This week I was told by someone very dear to me that I excelled at something: robbing people. Robbing people of their blessings, to be more specific. How? Because I was always willing to be the “mom” who gave, but never the woman who graciously received.
I would give out of my abundance easily he noted, but he pointed out that I would still give out of my lack. I’m not sure how true that is because I really do struggle with having a lifestyle of contentedness when we struggle to have enough in our home. However, it’s been pointed out to me that as mothers we give and give to our children, to our home, into our husbands. Very often, this giving is out of our lack … and that’s true, because sometimes I give patience when I feel like I don’t have any left – I give hugs and love when I feel unlovable – I give understanding when I really don’t understand how someone could do or say what they did – I give encouragement when I am discouraged – and I try my best to bring joy even on the days when I have none.

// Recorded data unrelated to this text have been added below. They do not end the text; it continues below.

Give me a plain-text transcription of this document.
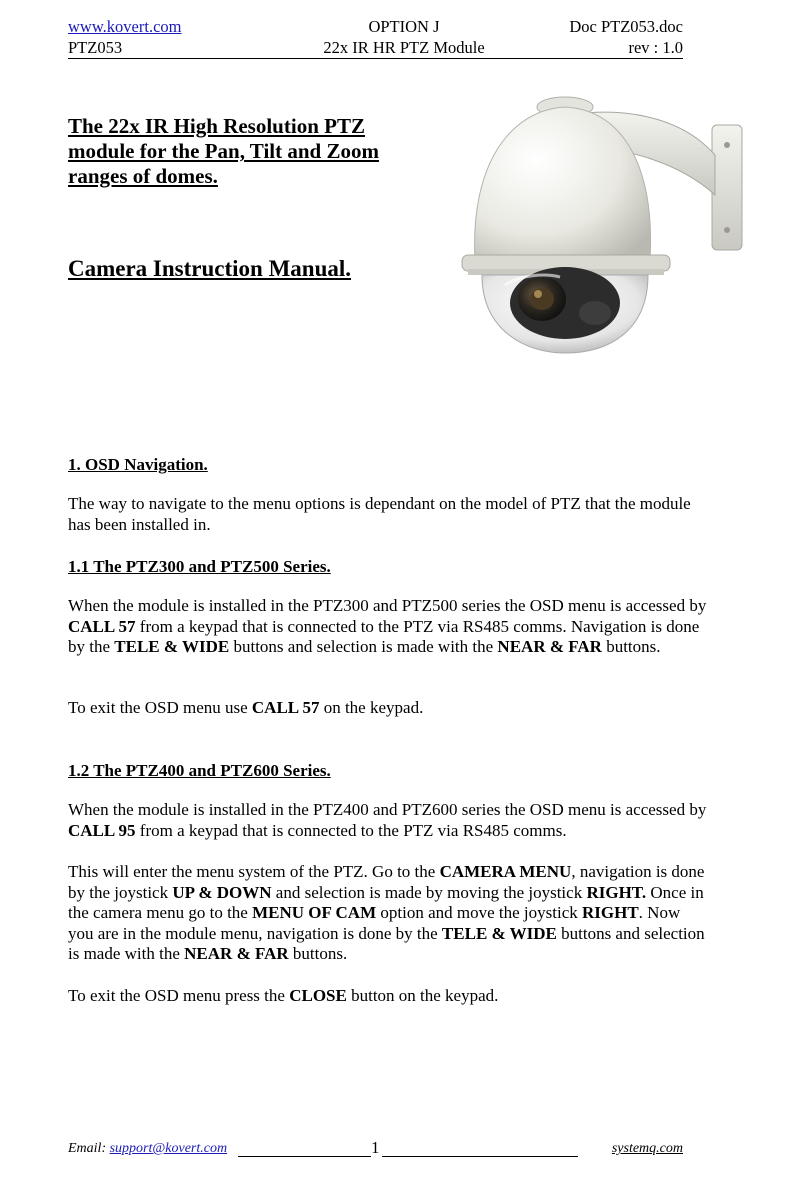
www.kovert.com	OPTION J	Doc PTZ053.doc
PTZ053	22x IR HR PTZ Module	rev : 1.0
The 22x IR High Resolution PTZ
module for the Pan, Tilt and Zoom
ranges of domes.
Camera Instruction Manual.
1. OSD Navigation.
The way to navigate to the menu options is dependant on the model of PTZ that the module has been installed in.
1.1 The PTZ300 and PTZ500 Series.
When the module is installed in the PTZ300 and PTZ500 series the OSD menu is accessed by CALL 57 from a keypad that is connected to the PTZ via RS485 comms. Navigation is done by the TELE & WIDE buttons and selection is made with the NEAR & FAR buttons.
To exit the OSD menu use CALL 57 on the keypad.
1.2 The PTZ400 and PTZ600 Series.
When the module is installed in the PTZ400 and PTZ600 series the OSD menu is accessed by CALL 95 from a keypad that is connected to the PTZ via RS485 comms.
This will enter the menu system of the PTZ. Go to the CAMERA MENU, navigation is done by the joystick UP & DOWN and selection is made by moving the joystick RIGHT. Once in the camera menu go to the MENU OF CAM option and move the joystick RIGHT. Now you are in the module menu, navigation is done by the TELE & WIDE buttons and selection is made with the NEAR & FAR buttons.
To exit the OSD menu press the CLOSE button on the keypad.
Email: support@kovert.com	1	systemq.com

Does this make me selfless? Humble? Super-Christian? After much reflection, I have to say it’s similar to those righteous works compared to filthy rags. I give those things because I love my family. I give them because God has called me to. It’s simple obedience. I need to cultivate an attitude of joy and service, I think, a bit more than I have. However, just as God has called me to pour out, so has He called all of His children to pour out of their lives and into the lives of others. This means, in an ideal world, that everyone is pouring out … and everyone is receiving something that has been poured out by someone else!
God blesses us because He loves us. He gives out His magnificent abundance and funnels it into our meager existence. He doesn’t love on us because we’re lovable. He doesn’t bless us because we are worthy. He does it because it is in His nature to do so; the character of God demands selfless action. We, too, need to love this way.
But people like me make it difficult. When other brothers and sisters in Christ try to walk in obedience and bless my life, I stumble around a reason they shouldn’t. Receiving gifts from others, especially those closest to me, is very difficult for me. This should not be so. So why is it?
After more reflection, I think it’s because I don’t like how it makes me feel. Selfish reasoning, huh? I do feel loved and kind of honored when someone offers encouragement or a compliment. But any tangible gift makes me feel inadequate and somewhat beholden. I hate to think of what it might be costing someone to give to me. It makes me nervous to think of what I might have to reciprocate to seem grateful. But mostly, it makes me feel unworthy because I know how hard it is for me to give in a tangible way and it challenges me.
I want to examine my heart carefully. I want to search my innermost soul. And somewhere on my scavenger hunt, I hope to find a gracious spirit that not only desires to lavishly bless others, but one that can with sincerity and fullness of joy receive the lavish blessings of God – even when they are delivered through the hands of men and women. I challenge you to think about it: do you give graciously? Do you receive graciously? Do you rob others of the blessing of giving to you? How can you give more? And how can you receive more?